Trying to restrict a service account to specific divisions for a multi-tenant BPO setup. Created the OAuth client in the UI with division IDs set, but the SDK throws a 403 when initializing. The token request succeeds, but subsequent calls fail. Here’s the init config:
const client = PlatformClient.init({
clientId: 'my-client-id',
clientSecret: 'my-secret',
basePath: 'https://api.mypurecloud.com'
});
Is there a specific scope required for division access?
Checked the SDK docs. The init config you posted is missing the grant type. For client credentials, you need to explicitly pass grantType: 'client_credentials'. Without it, the SDK might default to authorization code flow or fail silently on token retrieval, leading to that 403.
Also, division restrictions apply to the scopes and the resource endpoints, not just the client creation. Make sure the OAuth client has the admin:division scope if you’re querying division metadata, or specific data scopes like reading:conversation if accessing call data.

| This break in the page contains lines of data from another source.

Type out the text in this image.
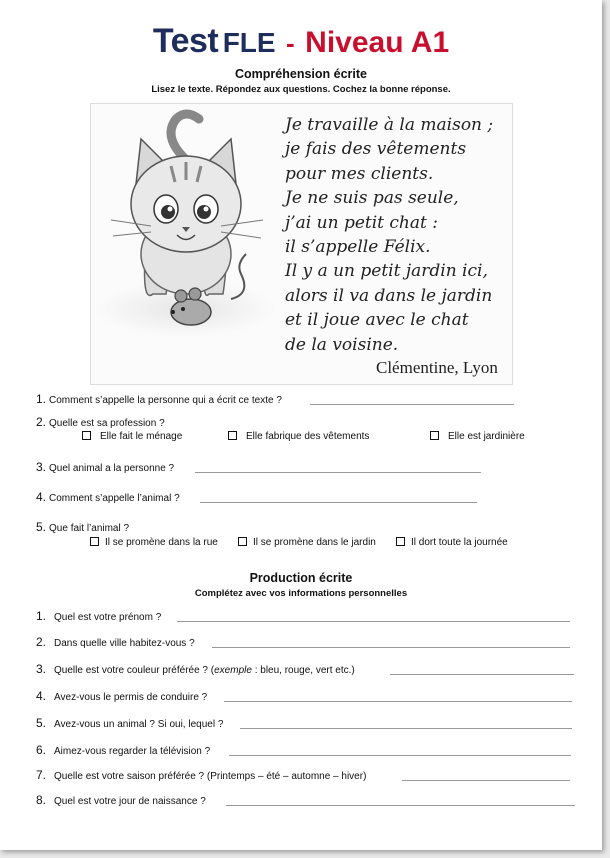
Test FLE - Niveau A1
Compréhension écrite
Lisez le texte. Répondez aux questions. Cochez la bonne réponse.
Je travaille à la maison ;
je fais des vêtements
pour mes clients.
Je ne suis pas seule,
j’ai un petit chat :
il s’appelle Félix.
Il y a un petit jardin ici,
alors il va dans le jardin
et il joue avec le chat
de la voisine.
Clémentine, Lyon
1. Comment s’appelle la personne qui a écrit ce texte ?
2. Quelle est sa profession ?
Elle fait le ménage	Elle fabrique des vêtements	Elle est jardinière
3. Quel animal a la personne ?
4. Comment s’appelle l’animal ?
5. Que fait l’animal ?
Il se promène dans la rue	Il se promène dans le jardin	Il dort toute la journée
Production écrite
Complétez avec vos informations personnelles
1. Quel est votre prénom ?
2. Dans quelle ville habitez-vous ?
3. Quelle est votre couleur préférée ? (exemple : bleu, rouge, vert etc.)
4. Avez-vous le permis de conduire ?
5. Avez-vous un animal ? Si oui, lequel ?
6. Aimez-vous regarder la télévision ?
7. Quelle est votre saison préférée ? (Printemps – été – automne – hiver)
8. Quel est votre jour de naissance ?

Here is the corrected initialization:
const client = PlatformClient.init({
clientId: 'my-client-id',
clientSecret: 'my-secret',
basePath: 'https://api.mypurecloud.com',
grantType: 'client_credentials', // Required for service accounts
scopes: ['admin:division', 'reading:conversation'] // Add required scopes here
});
If it still throws 403, check the API response body. It usually lists the missing permissions. Sometimes the UI lags in propagating division assignments to the auth layer.